Re: Copy-on-write VFS

test user
Hello Fredrik,

Why does it need to be part of a VFS instead of using a file system with
COW like ZFS?

On Fri, 4 Oct 2019 at 12:18, Fredrik Larsen <[hidden email]> wrote:

> Hi
>
> A copy-on-write IO-path where data is split into static and dynamic parts
> (think snapshots for storage) would be very helpful for our project, . This
> would simplify backups, testing, moving data around in a multinode
> environment, etc.
>
> Does something like this exist for sqlite? In my head this sounds like an
> relative easy feature to add as IO-stuff is already centralized in the VFS
> layer. Maybe a new COW-VFS?
>
> Fredrik
> _______________________________________________
> sqlite-users mailing list
> [hidden email]
> http://mailinglists.sqlite.org/cgi-bin/mailman/listinfo/sqlite-users
>
_______________________________________________
sqlite-users mailing list
[hidden email]
http://mailinglists.sqlite.org/cgi-bin/mailman/listinfo/sqlite-users
Reply | Threaded
Open this post in threaded view
|

Re: Copy-on-write VFS

Simon Slavin-3
In reply to this post by Fredrik Larsen
On 4 Oct 2019, at 12:17pm, Fredrik Larsen <[hidden email]> wrote:

> A copy-on-write IO-path where data is split into static and dynamic parts (think snapshots for storage) would be very helpful for our project.

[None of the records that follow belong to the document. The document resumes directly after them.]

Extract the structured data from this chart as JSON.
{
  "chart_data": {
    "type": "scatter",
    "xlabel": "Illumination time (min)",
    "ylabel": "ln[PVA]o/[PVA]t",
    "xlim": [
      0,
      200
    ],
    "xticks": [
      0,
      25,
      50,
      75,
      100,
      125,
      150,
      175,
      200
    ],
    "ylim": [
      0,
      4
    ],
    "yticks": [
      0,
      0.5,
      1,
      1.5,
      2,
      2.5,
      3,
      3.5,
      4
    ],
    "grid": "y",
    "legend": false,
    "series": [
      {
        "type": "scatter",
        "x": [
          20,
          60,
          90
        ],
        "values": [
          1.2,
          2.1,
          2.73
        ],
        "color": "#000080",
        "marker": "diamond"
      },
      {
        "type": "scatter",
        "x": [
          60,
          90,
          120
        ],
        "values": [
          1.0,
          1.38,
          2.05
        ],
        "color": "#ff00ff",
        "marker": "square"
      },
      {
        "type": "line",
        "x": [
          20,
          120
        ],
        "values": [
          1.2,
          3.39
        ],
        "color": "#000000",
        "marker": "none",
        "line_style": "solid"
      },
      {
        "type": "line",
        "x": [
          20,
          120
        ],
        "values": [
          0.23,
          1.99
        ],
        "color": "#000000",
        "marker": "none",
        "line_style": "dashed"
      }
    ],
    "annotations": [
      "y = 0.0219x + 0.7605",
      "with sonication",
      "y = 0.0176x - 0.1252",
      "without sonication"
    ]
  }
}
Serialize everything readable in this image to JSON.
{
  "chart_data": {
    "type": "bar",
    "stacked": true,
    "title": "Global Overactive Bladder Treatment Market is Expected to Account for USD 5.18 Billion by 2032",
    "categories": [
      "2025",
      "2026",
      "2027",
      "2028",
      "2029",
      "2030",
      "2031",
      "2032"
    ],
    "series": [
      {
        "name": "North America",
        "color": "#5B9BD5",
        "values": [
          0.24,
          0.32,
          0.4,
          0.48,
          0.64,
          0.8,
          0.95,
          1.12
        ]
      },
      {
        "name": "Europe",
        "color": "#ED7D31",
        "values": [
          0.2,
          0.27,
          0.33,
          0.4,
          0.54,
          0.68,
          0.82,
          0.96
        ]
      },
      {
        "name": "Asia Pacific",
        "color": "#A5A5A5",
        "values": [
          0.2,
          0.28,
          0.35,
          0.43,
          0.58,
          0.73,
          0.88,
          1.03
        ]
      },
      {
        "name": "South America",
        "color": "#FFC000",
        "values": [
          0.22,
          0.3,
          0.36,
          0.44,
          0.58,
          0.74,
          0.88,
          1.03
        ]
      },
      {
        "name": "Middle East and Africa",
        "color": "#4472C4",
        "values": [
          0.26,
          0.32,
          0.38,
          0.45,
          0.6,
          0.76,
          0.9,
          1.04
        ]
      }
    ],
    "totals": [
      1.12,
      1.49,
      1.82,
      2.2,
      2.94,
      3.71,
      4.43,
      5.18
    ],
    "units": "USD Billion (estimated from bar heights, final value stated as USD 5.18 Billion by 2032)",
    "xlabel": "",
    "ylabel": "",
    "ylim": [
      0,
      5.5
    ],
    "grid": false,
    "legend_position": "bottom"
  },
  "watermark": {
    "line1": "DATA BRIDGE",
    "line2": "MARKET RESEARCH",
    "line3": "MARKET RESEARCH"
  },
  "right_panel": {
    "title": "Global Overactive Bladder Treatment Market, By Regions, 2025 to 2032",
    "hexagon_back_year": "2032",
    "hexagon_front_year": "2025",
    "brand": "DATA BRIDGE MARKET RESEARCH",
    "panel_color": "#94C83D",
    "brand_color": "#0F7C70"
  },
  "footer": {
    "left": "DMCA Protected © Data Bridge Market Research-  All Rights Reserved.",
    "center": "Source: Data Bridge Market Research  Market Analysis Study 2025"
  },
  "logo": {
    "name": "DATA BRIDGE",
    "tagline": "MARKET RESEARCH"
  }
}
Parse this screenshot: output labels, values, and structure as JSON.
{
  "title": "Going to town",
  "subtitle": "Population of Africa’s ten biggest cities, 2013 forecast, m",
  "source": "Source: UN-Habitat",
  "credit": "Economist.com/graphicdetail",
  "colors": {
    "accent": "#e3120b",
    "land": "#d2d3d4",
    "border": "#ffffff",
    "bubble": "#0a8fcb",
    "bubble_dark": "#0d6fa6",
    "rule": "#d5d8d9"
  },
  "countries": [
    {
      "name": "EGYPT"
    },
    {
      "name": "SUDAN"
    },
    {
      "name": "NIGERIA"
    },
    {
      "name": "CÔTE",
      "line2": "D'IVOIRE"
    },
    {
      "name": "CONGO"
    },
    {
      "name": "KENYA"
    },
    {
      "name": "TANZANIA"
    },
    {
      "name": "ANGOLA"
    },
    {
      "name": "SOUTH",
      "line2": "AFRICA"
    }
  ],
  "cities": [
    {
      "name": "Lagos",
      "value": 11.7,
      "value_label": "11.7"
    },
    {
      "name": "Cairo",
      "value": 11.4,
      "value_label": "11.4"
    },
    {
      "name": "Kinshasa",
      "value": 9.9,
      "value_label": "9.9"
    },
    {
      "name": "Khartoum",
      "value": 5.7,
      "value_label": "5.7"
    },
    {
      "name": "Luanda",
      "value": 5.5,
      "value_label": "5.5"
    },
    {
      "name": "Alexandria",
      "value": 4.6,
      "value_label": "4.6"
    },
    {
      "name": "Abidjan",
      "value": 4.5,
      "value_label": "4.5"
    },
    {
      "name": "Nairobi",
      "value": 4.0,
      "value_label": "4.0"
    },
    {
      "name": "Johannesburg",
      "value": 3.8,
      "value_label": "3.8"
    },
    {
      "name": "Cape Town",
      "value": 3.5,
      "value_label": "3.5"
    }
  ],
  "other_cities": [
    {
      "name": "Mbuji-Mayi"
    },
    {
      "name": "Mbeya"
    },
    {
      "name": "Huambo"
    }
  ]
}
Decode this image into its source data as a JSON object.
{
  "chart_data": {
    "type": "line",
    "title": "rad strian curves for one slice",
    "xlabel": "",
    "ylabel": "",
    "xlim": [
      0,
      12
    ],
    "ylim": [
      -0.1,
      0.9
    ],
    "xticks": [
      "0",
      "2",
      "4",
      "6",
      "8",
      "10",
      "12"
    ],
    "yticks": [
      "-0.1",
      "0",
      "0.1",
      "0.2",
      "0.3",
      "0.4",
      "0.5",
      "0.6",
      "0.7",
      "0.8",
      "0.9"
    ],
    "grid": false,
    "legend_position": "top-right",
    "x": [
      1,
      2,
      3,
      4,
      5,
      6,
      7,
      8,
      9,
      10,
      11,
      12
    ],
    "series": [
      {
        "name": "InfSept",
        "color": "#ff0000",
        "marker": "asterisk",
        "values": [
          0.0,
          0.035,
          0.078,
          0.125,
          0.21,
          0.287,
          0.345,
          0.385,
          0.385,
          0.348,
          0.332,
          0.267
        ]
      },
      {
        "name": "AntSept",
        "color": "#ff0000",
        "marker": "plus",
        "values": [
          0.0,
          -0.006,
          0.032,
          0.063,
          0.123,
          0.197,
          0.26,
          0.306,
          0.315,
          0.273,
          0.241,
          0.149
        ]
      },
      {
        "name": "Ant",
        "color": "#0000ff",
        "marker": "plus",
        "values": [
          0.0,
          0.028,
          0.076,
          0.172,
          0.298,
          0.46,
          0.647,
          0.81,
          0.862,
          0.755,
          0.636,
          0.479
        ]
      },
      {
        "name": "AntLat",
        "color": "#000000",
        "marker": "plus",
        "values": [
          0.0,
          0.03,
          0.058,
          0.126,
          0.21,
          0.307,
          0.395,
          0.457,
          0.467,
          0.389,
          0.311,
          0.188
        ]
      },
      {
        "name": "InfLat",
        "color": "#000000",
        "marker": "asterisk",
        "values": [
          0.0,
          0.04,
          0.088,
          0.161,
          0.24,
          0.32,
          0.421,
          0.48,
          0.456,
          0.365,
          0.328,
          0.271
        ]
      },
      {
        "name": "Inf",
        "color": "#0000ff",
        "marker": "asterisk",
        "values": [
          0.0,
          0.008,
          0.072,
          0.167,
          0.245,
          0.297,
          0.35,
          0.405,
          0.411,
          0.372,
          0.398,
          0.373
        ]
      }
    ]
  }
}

SQLite abstracts changes-only tracking at the transaction level, and provides it as the session extension:

<https://www.sqlite.org/sessionintro.html>

You can save your changeset BLOB however you want and do anything you want to it including apply it to different databases on different computers.  A BLOB is just a sequence of octets.  Handle it however you want.

Providing the same feature at VFS level would be far more difficult because different databases with the same data can be laid out differently in different files on different computers.
_______________________________________________
sqlite-users mailing list
[hidden email]
http://mailinglists.sqlite.org/cgi-bin/mailman/listinfo/sqlite-users
Reply | Threaded
Open this post in threaded view
|

Re: Copy-on-write VFS

Keith Medcalf
In reply to this post by Fredrik Larsen
On Friday, 4 October, 2019 05:18, Fredrik Larsen <[hidden email]> wrote:

>A copy-on-write IO-path where data is split into static and dynamic parts
>(think snapshots for storage) would be very helpful for our project, .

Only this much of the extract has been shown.